Hujan Deras Landa Korea Selatan, Ribuan Warga Mengungsi dan Satu Orang Tewas
Hujan deras yang mengguyur wilayah selatan Korea Selatan sejak Minggu malam memaksa lebih dari 2.500 warga mengungsi, menurut laporan resmi dari otoritas setempat pada Senin 4 Agustus 2025.
Berita Terkini, Eksklusif di Channel WhatsApp Inilahkoran.id
INILAHKORAN - hujan deras yang mengguyur wilayah selatan Korea Selatan sejak Minggu malam memaksa lebih dari 2.500 warga mengungsi, menurut laporan resmi dari otoritas setempat pada Senin 4 Agustus 2025.
Berdasarkan data dari Markas Besar Penanggulangan Bencana dan Keselamatan Pusat, tercatat sebanyak 2.523 warga terpaksa meninggalkan rumah mereka di enam wilayah utama, yakni Busan, Gwangju, Chungcheong Selatan, Jeolla Selatan, Gyeongsang Utara, dan Gyeongsang Selatan. Hingga pukul 04.30 waktu setempat, hampir seluruh pengungsi, yakni 2.498 orang, masih belum bisa kembali ke rumah mereka.
Kabupaten Muan di wilayah barat daya menjadi salah satu lokasi terdampak paling parah, dengan curah hujan mencapai 289,6 milimeter sejak tengah malam hingga Senin pagi pukul 5 waktu setempat.
Di daerah ini pula, seorang pria berusia sekitar 60-an ditemukan meninggal di aliran sungai. Namun, penyelidikan masih berlangsung untuk memastikan apakah kematiannya berkaitan langsung dengan bencana tersebut.
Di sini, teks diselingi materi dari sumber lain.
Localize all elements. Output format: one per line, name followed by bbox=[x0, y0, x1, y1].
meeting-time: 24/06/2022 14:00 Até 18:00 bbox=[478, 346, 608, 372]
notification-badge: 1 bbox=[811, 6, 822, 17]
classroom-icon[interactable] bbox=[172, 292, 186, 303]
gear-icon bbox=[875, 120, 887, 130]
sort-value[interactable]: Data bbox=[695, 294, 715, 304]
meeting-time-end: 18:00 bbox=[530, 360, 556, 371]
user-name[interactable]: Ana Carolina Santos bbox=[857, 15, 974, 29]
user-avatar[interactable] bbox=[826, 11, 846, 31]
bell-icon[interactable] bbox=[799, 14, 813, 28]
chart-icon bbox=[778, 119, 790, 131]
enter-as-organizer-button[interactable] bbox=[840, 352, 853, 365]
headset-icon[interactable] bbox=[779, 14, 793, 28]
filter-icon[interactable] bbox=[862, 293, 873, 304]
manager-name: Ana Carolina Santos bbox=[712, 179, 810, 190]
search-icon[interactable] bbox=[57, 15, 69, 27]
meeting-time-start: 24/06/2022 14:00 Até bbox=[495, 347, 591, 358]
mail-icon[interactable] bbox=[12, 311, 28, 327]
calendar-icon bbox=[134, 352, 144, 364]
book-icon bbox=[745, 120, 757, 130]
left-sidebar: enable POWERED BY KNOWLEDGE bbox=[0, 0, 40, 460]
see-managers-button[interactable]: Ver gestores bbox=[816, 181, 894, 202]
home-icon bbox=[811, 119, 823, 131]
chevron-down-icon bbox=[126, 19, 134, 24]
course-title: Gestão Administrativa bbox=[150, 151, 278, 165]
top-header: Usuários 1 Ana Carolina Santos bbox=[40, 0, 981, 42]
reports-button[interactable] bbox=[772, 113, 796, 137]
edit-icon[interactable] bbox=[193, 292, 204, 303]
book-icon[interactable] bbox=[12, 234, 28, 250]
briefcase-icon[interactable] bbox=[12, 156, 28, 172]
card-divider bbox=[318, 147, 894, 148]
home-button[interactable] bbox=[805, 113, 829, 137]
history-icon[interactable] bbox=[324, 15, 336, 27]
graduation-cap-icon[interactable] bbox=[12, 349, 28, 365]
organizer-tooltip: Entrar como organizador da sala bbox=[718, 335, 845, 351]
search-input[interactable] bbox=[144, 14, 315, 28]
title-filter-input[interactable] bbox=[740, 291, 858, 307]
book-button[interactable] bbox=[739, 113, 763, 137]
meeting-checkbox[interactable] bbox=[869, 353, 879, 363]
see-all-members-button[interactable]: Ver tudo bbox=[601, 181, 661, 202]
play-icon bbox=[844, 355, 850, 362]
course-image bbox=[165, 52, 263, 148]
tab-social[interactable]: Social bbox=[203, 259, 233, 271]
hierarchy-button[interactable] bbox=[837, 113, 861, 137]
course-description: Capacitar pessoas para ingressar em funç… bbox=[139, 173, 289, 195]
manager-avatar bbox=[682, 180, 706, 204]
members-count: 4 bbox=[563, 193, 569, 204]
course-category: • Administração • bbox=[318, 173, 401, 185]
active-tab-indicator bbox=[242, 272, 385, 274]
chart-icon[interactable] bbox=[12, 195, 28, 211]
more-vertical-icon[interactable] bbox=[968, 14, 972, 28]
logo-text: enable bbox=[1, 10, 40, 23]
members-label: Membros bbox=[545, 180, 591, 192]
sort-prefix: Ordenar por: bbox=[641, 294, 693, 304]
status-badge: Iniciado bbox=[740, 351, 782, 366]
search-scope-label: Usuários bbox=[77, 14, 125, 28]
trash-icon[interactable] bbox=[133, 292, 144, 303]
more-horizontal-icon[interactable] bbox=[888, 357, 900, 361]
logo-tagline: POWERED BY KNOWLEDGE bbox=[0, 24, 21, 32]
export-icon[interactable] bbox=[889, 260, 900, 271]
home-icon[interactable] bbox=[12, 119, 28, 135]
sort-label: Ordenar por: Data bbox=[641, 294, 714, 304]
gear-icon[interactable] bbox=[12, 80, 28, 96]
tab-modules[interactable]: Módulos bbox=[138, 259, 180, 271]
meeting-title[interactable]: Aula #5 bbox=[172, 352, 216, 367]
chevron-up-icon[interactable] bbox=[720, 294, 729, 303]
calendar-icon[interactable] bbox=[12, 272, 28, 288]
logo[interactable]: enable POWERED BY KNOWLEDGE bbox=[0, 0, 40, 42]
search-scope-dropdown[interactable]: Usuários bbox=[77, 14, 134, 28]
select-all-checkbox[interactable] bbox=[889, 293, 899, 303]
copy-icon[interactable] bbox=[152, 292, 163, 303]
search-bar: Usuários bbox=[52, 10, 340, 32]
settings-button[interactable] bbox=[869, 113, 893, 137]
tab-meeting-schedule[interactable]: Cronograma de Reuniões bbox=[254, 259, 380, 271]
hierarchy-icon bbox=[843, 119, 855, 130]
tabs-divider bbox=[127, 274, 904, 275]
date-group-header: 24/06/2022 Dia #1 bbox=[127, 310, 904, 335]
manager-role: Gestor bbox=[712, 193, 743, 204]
Merespons kondisi cuaca ekstrem ini, pihak berwenang telah meningkatkan status tanggap darurat ke Level 2 sejak Minggu pukul 18.00 waktu setempat.
Prakiraan Cuaca Masih Buruk
Administrasi Meteorologi Korea (KMA) memperkirakan hujan deras masih akan melanda sejumlah wilayah di Korea Selatan hingga Selasa pagi. Beberapa wilayah, seperti Busan, Ulsan, dan Gyeongsang Selatan, diperkirakan akan menerima hujan antara 30 hingga 80 milimeter, dan bahkan bisa mencapai lebih dari 120 milimeter di beberapa area.
Sementara itu, wilayah Seoul, Incheon, dan sebagian Provinsi Gyeonggi Barat diperkirakan akan diguyur hujan ringan sekitar 5 hingga 10 milimeter selama periode yang sama.
Dampak hujan deras juga menyebabkan beberapa daerah mencabut peringatan gelombang panas yang sebelumnya berlaku. Suhu maksimum pada Senin diperkirakan berkisar antara 29 hingga 34 derajat Celsius.
Pemerintah Korea Selatan terus memantau situasi dan mengimbau masyarakat untuk tetap waspada terhadap kemungkinan banjir bandang, tanah longsor, dan gangguan transportasi akibat cuaca ekstrem ini.